Again, she asked me if there was anything I remembered from the period of my captivity. By this time, I knew why I remembered nothing at all. My dad’s files had included lists of all the medication I had been given, both in the psychiatric unit with my mother and in the year or two after my adoption. Angela said that the dosages were highly irregular, that I must have been in a near-zombified state for the first year at least until I was eventually weaned off the drugs. I don’t remember being given tablets. Perhaps they had been mixed in with my food. How dare Dad do that to me.

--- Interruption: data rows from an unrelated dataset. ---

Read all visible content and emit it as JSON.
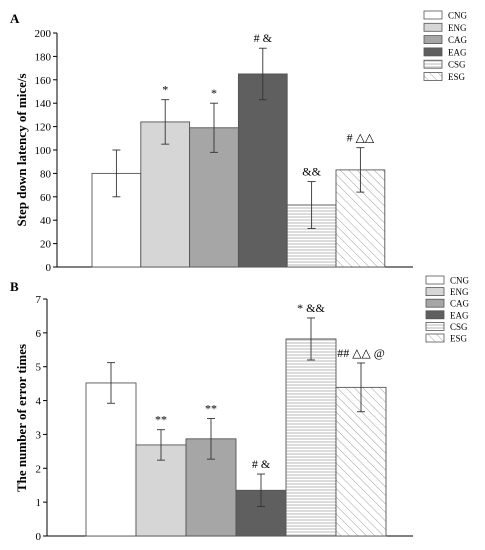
{
  "chart_data": [
    {
      "type": "bar",
      "panel_label": "A",
      "ylabel": "Step down latency of mice/s",
      "ylim": [
        0,
        200
      ],
      "yticks": [
        0,
        20,
        40,
        60,
        80,
        100,
        120,
        140,
        160,
        180,
        200
      ],
      "tick_labels": [
        "0",
        "20",
        "40",
        "60",
        "80",
        "100",
        "120",
        "140",
        "160",
        "180",
        "200"
      ],
      "categories": [
        "CNG",
        "ENG",
        "CAG",
        "EAG",
        "CSG",
        "ESG"
      ],
      "values": [
        80,
        124,
        119,
        165,
        53,
        83
      ],
      "errors": [
        20,
        19,
        21,
        22,
        20,
        19
      ],
      "annotations": [
        "",
        "*",
        "*",
        "# &",
        "&&",
        "# △△"
      ],
      "fills": [
        "#ffffff",
        "#d6d6d6",
        "#a6a6a6",
        "#5f5f5f",
        "hlines",
        "diag"
      ],
      "legend": [
        "CNG",
        "ENG",
        "CAG",
        "EAG",
        "CSG",
        "ESG"
      ],
      "legend_position": "top-right"
    },
    {
      "type": "bar",
      "panel_label": "B",
      "ylabel": "The number of error times",
      "ylim": [
        0,
        7
      ],
      "yticks": [
        0,
        1,
        2,
        3,
        4,
        5,
        6,
        7
      ],
      "tick_labels": [
        "0",
        "1",
        "2",
        "3",
        "4",
        "5",
        "6",
        "7"
      ],
      "categories": [
        "CNG",
        "ENG",
        "CAG",
        "EAG",
        "CSG",
        "ESG"
      ],
      "values": [
        4.52,
        2.69,
        2.87,
        1.35,
        5.82,
        4.39
      ],
      "errors": [
        0.6,
        0.45,
        0.6,
        0.48,
        0.62,
        0.72
      ],
      "annotations": [
        "",
        "**",
        "**",
        "# &",
        "* &&",
        "## △△ @"
      ],
      "fills": [
        "#ffffff",
        "#d6d6d6",
        "#a6a6a6",
        "#5f5f5f",
        "hlines",
        "diag"
      ],
      "legend": [
        "CNG",
        "ENG",
        "CAG",
        "EAG",
        "CSG",
        "ESG"
      ],
      "legend_position": "top-right"
    }
  ]
}
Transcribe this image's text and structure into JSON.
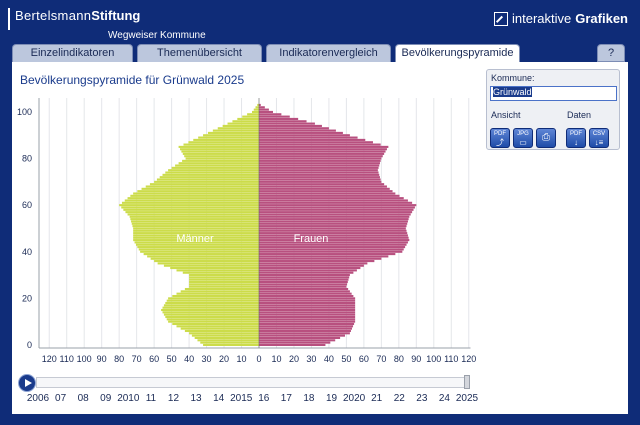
{
  "header": {
    "brand_light": "Bertelsmann",
    "brand_bold": "Stiftung",
    "brand_sub": "Wegweiser Kommune",
    "app_light": "interaktive",
    "app_bold": "Grafiken"
  },
  "tabs": [
    {
      "label": "Einzelindikatoren",
      "active": false
    },
    {
      "label": "Themenübersicht",
      "active": false
    },
    {
      "label": "Indikatorenvergleich",
      "active": false
    },
    {
      "label": "Bevölkerungspyramide",
      "active": true
    }
  ],
  "help_label": "?",
  "main": {
    "title": "Bevölkerungspyramide für Grünwald 2025"
  },
  "panel": {
    "kommune_label": "Kommune:",
    "kommune_value": "Grünwald",
    "ansicht_label": "Ansicht",
    "daten_label": "Daten",
    "buttons": [
      {
        "name": "pdf-view-button",
        "top": "PDF",
        "icon": "pdf-icon"
      },
      {
        "name": "jpg-view-button",
        "top": "JPG",
        "icon": "image-icon"
      },
      {
        "name": "print-button",
        "top": "",
        "icon": "printer-icon"
      },
      {
        "name": "pdf-data-button",
        "top": "PDF",
        "icon": "download-icon"
      },
      {
        "name": "csv-data-button",
        "top": "CSV",
        "icon": "download-icon"
      }
    ]
  },
  "timeline": {
    "years": [
      "2006",
      "07",
      "08",
      "09",
      "2010",
      "11",
      "12",
      "13",
      "14",
      "2015",
      "16",
      "17",
      "18",
      "19",
      "2020",
      "21",
      "22",
      "23",
      "24",
      "2025"
    ],
    "selected": "2025"
  },
  "colors": {
    "maenner": "#ccdc4a",
    "frauen": "#b8507f",
    "frame": "#0f2c78"
  },
  "chart_data": {
    "type": "bar",
    "orientation": "horizontal",
    "left_label": "Männer",
    "right_label": "Frauen",
    "y_ticks": [
      0,
      20,
      40,
      60,
      80,
      100
    ],
    "x_ticks_left": [
      120,
      110,
      100,
      90,
      80,
      70,
      60,
      50,
      40,
      30,
      20,
      10,
      0
    ],
    "x_ticks_right": [
      10,
      20,
      30,
      40,
      50,
      60,
      70,
      80,
      90,
      100,
      110,
      120
    ],
    "age_points": [
      0,
      5,
      10,
      15,
      20,
      25,
      30,
      35,
      40,
      45,
      50,
      55,
      60,
      65,
      70,
      75,
      80,
      85,
      90,
      95,
      100,
      103
    ],
    "maenner": [
      32,
      40,
      52,
      56,
      52,
      40,
      40,
      58,
      68,
      72,
      72,
      74,
      80,
      72,
      60,
      52,
      42,
      46,
      32,
      18,
      4,
      1
    ],
    "frauen": [
      38,
      52,
      55,
      55,
      55,
      50,
      52,
      62,
      82,
      86,
      84,
      86,
      90,
      78,
      70,
      68,
      70,
      74,
      52,
      32,
      8,
      1
    ]
  }
}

The next time I got to see Tina, I was seething. As usual, she helped me to rationalize my feelings. I wasn’t wrong to be angry. It was a perfectly normal response. But she made me look at things from Dad’s point of view. If I had come across a child who had lived through a horrific situation, would I not try to take those memories from her? I heard Tina out, but I worried that maybe those buried feelings could emerge one day, that I wouldn’t be able to control them. Most days, I could put it all to the back of my mind, but that churning anger was becoming more and more fiery, particularly since Detective Inspector Howard’s visit. Tina wondered if I felt threatened by the news, if I was worried that somehow Conor Geary would come back for me, but that wasn’t what scared me. It was wondering what he might have done afterwards. Do paedophiles stop being paedophiles if they’re not caught? I was not afraid of him, but I hated that he knew where I was. ‘S’ was out there somewhere.

‘Sending Toby was his way of letting me know that he still thought of me, that he was still in control.’

I hated him. I told Tina that I would like to kill him. He had committed a horrific crime and got away with it. What was to stop him doing it again and turning up in Ireland?

‘After the visit from DI Howard, I went outside the back door and smashed a vase in the yard. I’ve never done anything like that before. My anger scared me.’

Tina told me to focus on my breathing exercises and asked me if I was continuing my yoga practice at home.

I told her I’d decided to sell the house. It was even more urgent now, because I didn’t feel safe there alone. She asked if a sophisticated alarm system would make me feel safe. I knew that it was impossible to hide in a small village, but I was also too scared to move to a bigger unknown place; even Roscommon town was too big and noisy for me. ‘He will be able to find me, if he comes back here.’

‘I don’t think he has much interest in adult women, Sally. He’s eighty-four now? He must be frail. I doubt that you would be in physical danger from him. And we still don’t know for sure that he sent you the bear, though it seems likely. Is there anything else that worries you about him?’